Richard Burton purchased the pearl at the Sotheby's auction for $37,000 and gave it to his wife, Elizabeth Taylor, as a Valentine's Day gift. On one occasion, the pearl went missing in the Burtons' suite at Caesars Palace, Paradise, Nevada. In her book Elizabeth Taylor: My Love Affair with Jewelry, Taylor describes losing the piece and thinking her puppy was chewing it. She found it inside his mouth: "It was—thank God—not scratched."

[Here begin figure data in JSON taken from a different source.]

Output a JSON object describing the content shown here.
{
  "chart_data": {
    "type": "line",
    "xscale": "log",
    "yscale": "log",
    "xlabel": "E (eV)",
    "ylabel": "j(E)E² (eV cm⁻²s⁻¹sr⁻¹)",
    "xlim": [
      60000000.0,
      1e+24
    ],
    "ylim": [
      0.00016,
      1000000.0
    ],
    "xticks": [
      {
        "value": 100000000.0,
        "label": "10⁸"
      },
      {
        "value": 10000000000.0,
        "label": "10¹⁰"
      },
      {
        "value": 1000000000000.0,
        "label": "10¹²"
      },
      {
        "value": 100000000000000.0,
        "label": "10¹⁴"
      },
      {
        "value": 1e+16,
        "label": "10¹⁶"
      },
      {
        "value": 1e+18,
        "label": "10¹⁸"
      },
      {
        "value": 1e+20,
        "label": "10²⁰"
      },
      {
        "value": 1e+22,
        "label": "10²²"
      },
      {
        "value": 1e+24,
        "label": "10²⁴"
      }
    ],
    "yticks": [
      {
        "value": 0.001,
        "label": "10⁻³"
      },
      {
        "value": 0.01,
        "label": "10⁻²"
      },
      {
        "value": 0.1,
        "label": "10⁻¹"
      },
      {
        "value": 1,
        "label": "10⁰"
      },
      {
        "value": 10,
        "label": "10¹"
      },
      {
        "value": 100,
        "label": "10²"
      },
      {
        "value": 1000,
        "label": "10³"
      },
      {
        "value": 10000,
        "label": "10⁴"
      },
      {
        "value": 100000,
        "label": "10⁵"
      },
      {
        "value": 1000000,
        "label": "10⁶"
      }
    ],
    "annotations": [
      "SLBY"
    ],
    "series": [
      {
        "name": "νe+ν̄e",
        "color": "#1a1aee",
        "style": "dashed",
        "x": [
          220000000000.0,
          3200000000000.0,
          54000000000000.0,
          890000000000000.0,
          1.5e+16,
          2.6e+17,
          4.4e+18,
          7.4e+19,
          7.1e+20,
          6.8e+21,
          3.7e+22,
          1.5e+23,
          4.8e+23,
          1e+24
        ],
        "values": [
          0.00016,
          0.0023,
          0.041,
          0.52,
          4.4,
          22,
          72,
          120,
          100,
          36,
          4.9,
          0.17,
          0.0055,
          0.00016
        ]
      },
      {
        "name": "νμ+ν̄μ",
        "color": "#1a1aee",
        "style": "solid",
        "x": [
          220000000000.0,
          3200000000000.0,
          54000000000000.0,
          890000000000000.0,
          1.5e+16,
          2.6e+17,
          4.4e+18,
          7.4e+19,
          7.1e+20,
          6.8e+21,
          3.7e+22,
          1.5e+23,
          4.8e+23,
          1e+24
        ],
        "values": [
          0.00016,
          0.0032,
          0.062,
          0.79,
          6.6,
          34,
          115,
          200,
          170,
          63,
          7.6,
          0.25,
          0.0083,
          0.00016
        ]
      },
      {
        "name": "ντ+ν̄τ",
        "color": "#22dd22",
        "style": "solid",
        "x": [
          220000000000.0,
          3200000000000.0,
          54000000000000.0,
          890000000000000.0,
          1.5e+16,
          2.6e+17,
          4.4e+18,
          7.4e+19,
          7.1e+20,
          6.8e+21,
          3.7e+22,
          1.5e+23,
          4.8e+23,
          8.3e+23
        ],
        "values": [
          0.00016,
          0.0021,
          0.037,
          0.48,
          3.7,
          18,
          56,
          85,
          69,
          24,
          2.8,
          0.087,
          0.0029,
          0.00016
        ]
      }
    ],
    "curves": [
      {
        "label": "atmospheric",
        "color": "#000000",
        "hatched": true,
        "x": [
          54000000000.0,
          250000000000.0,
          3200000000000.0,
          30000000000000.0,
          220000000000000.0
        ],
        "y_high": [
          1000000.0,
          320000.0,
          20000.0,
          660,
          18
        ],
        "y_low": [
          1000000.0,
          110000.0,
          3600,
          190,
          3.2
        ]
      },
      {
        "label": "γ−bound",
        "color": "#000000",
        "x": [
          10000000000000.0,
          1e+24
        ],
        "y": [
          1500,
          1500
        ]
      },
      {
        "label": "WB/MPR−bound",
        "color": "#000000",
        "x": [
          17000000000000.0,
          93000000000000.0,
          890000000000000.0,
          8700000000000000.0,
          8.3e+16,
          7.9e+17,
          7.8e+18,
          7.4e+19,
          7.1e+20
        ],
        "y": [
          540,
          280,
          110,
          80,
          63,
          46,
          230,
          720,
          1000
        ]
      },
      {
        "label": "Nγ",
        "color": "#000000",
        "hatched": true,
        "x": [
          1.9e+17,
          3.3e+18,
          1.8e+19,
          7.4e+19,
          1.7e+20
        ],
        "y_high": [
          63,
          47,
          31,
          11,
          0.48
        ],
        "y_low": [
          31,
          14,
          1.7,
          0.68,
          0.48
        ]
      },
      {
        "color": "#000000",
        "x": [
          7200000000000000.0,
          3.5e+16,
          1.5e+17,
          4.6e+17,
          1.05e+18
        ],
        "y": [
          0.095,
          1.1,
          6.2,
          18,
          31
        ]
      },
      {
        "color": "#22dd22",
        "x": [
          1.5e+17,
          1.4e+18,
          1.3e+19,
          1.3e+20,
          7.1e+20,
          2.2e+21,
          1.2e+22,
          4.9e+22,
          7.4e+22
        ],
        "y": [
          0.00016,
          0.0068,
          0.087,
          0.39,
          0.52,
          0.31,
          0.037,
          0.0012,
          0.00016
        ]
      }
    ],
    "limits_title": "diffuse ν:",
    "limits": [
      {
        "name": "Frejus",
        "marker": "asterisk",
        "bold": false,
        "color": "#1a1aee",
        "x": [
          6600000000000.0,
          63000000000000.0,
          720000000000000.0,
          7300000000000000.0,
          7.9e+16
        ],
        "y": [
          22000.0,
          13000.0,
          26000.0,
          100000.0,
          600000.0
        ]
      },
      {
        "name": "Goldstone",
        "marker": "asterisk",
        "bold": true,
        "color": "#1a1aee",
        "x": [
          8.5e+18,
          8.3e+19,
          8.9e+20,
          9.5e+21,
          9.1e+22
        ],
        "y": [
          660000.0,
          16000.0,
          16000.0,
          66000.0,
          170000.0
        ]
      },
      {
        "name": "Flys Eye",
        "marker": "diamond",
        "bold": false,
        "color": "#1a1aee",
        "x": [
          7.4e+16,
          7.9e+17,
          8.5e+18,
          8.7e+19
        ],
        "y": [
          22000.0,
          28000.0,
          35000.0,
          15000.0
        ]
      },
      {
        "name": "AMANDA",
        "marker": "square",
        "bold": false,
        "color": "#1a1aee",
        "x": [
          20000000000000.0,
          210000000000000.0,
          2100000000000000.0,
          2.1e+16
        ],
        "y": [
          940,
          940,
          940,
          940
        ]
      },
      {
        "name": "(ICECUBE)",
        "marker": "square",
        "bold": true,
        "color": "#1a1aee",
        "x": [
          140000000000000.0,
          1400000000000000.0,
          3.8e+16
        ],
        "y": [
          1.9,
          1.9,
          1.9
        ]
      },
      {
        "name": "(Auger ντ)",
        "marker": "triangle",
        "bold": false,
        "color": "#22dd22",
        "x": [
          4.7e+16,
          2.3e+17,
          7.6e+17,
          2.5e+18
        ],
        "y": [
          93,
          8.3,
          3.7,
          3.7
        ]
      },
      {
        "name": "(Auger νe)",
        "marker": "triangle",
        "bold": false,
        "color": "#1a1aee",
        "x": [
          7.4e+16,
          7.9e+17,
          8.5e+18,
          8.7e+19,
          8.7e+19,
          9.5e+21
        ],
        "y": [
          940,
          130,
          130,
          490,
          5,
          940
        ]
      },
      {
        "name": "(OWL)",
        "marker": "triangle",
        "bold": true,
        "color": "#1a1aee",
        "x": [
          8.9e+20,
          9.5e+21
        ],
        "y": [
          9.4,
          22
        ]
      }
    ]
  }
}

Burton sought a portrait of Mary I of England wearing the pearl, in the mistaken belief that the pearl had once belonged to her, even though La Peregrina was first recorded in 1579, 21 years after Mary's death. The pearl shown in Mary I portraits is The Tudor Pearl, which is 53.57 grains larger than La Peregrina. After the purchase of a painting, the Burtons discovered that the British National Portrait Gallery did not have an original painting of Mary, so they donated their recent acquisition to the Gallery.

Taylor commissioned Cartier to re-design the necklace, setting La Peregrina with pearls, diamonds, and rubies. In 2005, Taylor lent it to the Smithsonian Institution for its "The Allure of Pearls" exhibition.

In December 2011, the pearl sold for a record price of more than $11 million (£7.1m). La Peregrina was sold as part of Elizabeth Taylor's collection, which was being auctioned at Christie's in New York. It was sold mounted on the diamond Cartier necklace. Its value had been estimated at $3 million, but the bidding vastly exceeded the estimate and reached $10.5 million – increasing to more than $11 million once the various fees were factored in.